Vorträge über Kafkas Schloss, Grenzen für Athleten und Fotografie im Dokumentarfilm

Ringvorlesung „Klassiker-Neu-Lektüren“:
Montag, 16. Juli, 19 Uhr, Rathausfestsaal der Landeshauptstadt Saarbrücken:
Prof. Manfred Engel (Universität des Saarlandes): „Franz Kafkas Das Schloss“
„Neu“ gelesen wurde Kafka immer schon – in immer neuen und ständig wechselnden Aktualisierungen. Der Vortrag wird sich um eine historische Lektüre von Kafkas rätselhaftem spätem Roman Das Schloss (1922) bemühen – aber zugleich nach der aktuellen Bedeutung eines „religiösen“ Weltbildes in der säkularen Welt der Gegenwart fragen. Professor Manfred Engel ist Professor für Neuere deutsche Literaturwissenschaft an der Saar-Universität.
Weitere Informationen:

Ringvorlesung „Olympische Spiele – noch zeitgemäß?“
Donnerstag, 19. Juli, 16 bis 18 Uhr, Hörsaal der Hermann-Neuberger-Sportschule (Tagungsraum 46):
Prof. Tim Meyer (Universität des Saarlandes): „Höher, weiter, schneller – gibt es Grenzen für die Athleten?“
„Citius, altius, fortius“: „Schneller, höher, stärker“ ist das Motto der Olympischen Spiele. Pierre de Coubertin, der den Wettkampf der Nationen nach antikem Vorbild initiierte, schlug das Motto 1894 selbst vor. Generationen von Sportlern und Rekord um Rekord später stellt sich heute die Frage nach den Grenzen der menschlichen Leistungsfähigkeit. Sind die Sportarten irgendwann ausgereizt? Wie weit ist etwa der aktuelle Weltrekord von 9,58 Sekunden im 100-Meter-Lauf zu unterbieten? Kann ein Marathon unter zwei Stunden gelaufen werden? Bis zu welchem Punkt können technische, medizinische oder psychologische Erkenntnisse Grenzen verschieben und wo beginnt Doping?

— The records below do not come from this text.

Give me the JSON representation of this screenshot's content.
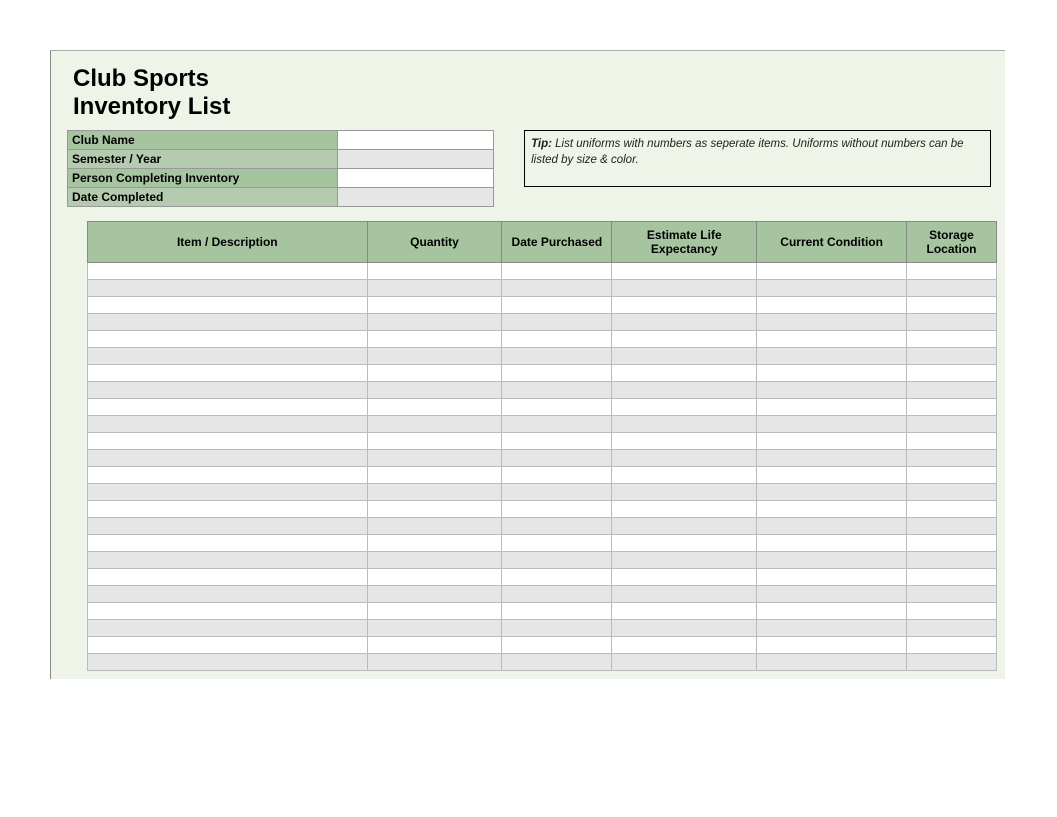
{
  "title_line1": "Club Sports",
  "title_line2": "Inventory List",
  "meta": {
    "fields": [
      {
        "label": "Club Name",
        "value": ""
      },
      {
        "label": "Semester / Year",
        "value": ""
      },
      {
        "label": "Person Completing Inventory",
        "value": ""
      },
      {
        "label": "Date Completed",
        "value": ""
      }
    ]
  },
  "tip": {
    "label": "Tip:",
    "text": " List uniforms with numbers as seperate items. Uniforms without numbers can be listed by size & color."
  },
  "columns": [
    "Item / Description",
    "Quantity",
    "Date Purchased",
    "Estimate Life Expectancy",
    "Current Condition",
    "Storage Location"
  ],
  "row_count": 24
}
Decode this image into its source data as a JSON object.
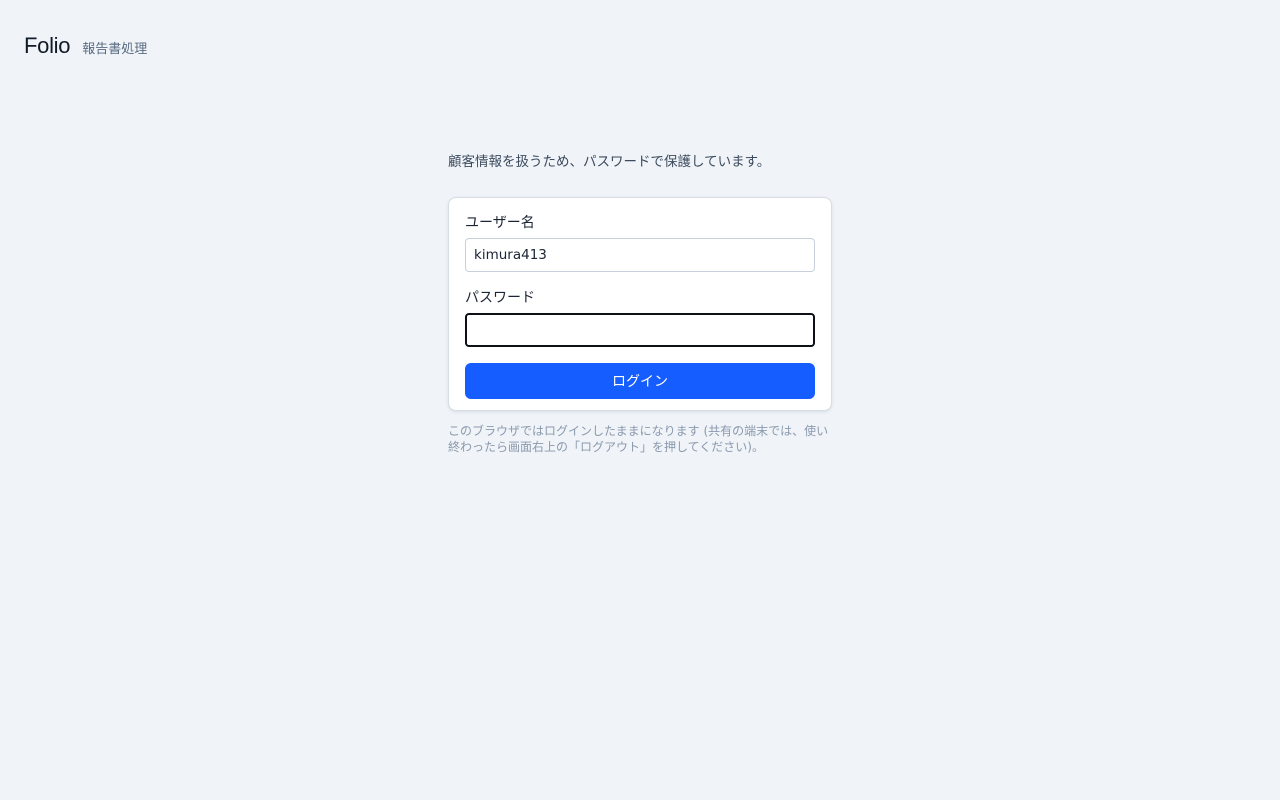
{
  "header": {
    "brand": "Folio",
    "subtitle": "報告書処理"
  },
  "login": {
    "notice": "顧客情報を扱うため、パスワードで保護しています。",
    "username_label": "ユーザー名",
    "username_value": "kimura413",
    "password_label": "パスワード",
    "password_value": "",
    "submit_label": "ログイン",
    "footnote": "このブラウザではログインしたままになります (共有の端末では、使い終わったら画面右上の「ログアウト」を押してください)。"
  },
  "colors": {
    "background": "#f0f4f8",
    "accent": "#165dff",
    "card": "#ffffff"
  }
}
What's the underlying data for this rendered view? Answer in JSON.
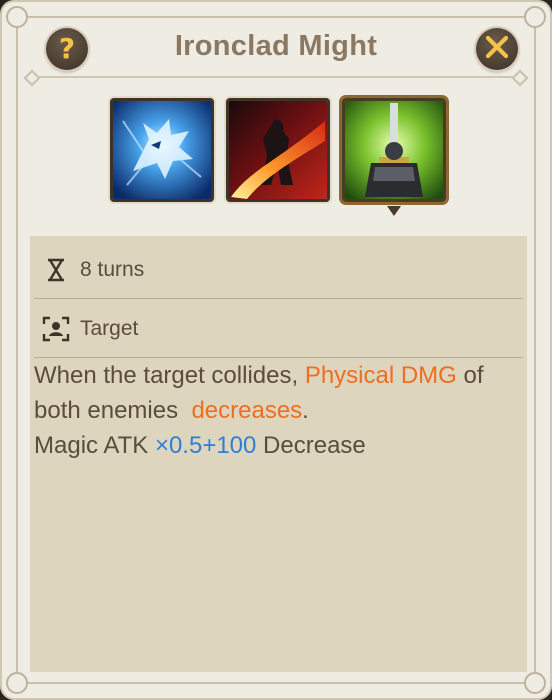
{
  "popup": {
    "title": "Ironclad Might",
    "help_label": "?",
    "close_icon": "close-icon"
  },
  "skills": [
    {
      "icon": "frost-wolf-skill-icon",
      "selected": false
    },
    {
      "icon": "fire-strike-skill-icon",
      "selected": false
    },
    {
      "icon": "armored-knight-sword-skill-icon",
      "selected": true
    }
  ],
  "info": {
    "duration_icon": "hourglass-icon",
    "duration": "8 turns",
    "target_icon": "target-person-icon",
    "target": "Target"
  },
  "description": {
    "line1_part1": "When the target collides, ",
    "line1_highlight": "Physical DMG",
    "line1_part2": "  of",
    "line2_part1": "both enemies  ",
    "line2_highlight": "decreases",
    "line2_part2": ".",
    "line3_part1": "Magic ATK ",
    "line3_highlight": "×0.5+100",
    "line3_part2": " Decrease"
  },
  "colors": {
    "highlight_orange": "#ee6e22",
    "highlight_blue": "#2f7fd6",
    "icon_gold": "#f5c34a"
  }
}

Mit diesen und verwandten Fragen wird sich am 19. Juli Professor Tim Meyer in seinem Vortrag befassen. Der Professor für Sport- und Präventivmedizin der Saar-Uni ist seit 2001 Mannschaftsarzt der deutschen Fußballnationalmannschaft. Seine Forschungsschwerpunkte liegen im Bereich der Gestaltung gesundheitssportlicher Trainingsprogramme, der Leistungsdiagnostik und der Trainingsdosierung samt regenerativer Maßnahmen.
Programm der Ringvorlesung:

Gastvortrag am Historischen Institut (Lehrstuhl von Professor Wolfgang Behringer)
Donnerstag, 19. Juli, 16 Uhr c.t.; Campus Saarbrücken, Gebäude B3 1, Raum 3.19
Prof. Alexander Schunka (Erfurt): „Ex oriente lux? – Überlegungen zum Verhältnis von Protestanten und Orient in der Frühen Neuzeit“
Im Rahmen des Kolloquiums „Neuere Forschungen zur Kulturgeschichte“ spricht am 19. Juli Prof. Alexander Schunka vom Forschungszentrum Gotha der Universität Erfurt zum Verhältnis von Protestanten und Orient in der Frühen Neuzeit. Alle Interessierten sind herzlich willkommen.

Ringvorlesung „Picture this! Fotografie und Intermedialität“:
Donnerstag, 19. Juli, 19 Uhr, Kellertheater des Saarbrücker Schlosses:
Prof. Stefanie Diekmann, Universität Hildesheim: „Medienverhältnisse. Fotografie in Henri-Francois Imberts Dokumentarfilm „No pasaran – album souvenir“
Der Film „No pasaran – album souvenir“ beschreibt eine Recherche, die von einigen alten Fotopostkarten aus den 1930er Jahren ihren Ausgang nimmt. Der Versuch des Filmemachers Henri-Francois Imbert, die Serie dieser Postkarten zu vervollständigen und die Umstände ihrer Entstehung zu rekonstruieren, entwickelt sich zu einer Erzählung über das Erzählen in Bildern, über Lücken und blinde Flecken, über Erinnerung, Speicherung und Investigation und nicht zuletzt über das Verhältnis von Fotografie und Film, Einzelbild und Bildfolge, das in der Spurensuche von „No pasaran“ eine sehr ungewöhnliche Pointierung erfährt.
Prof. Stefanie Diekmann hat den Lehrstuhl für Medienkulturwissenschaft an der Universität Hildesheim inne.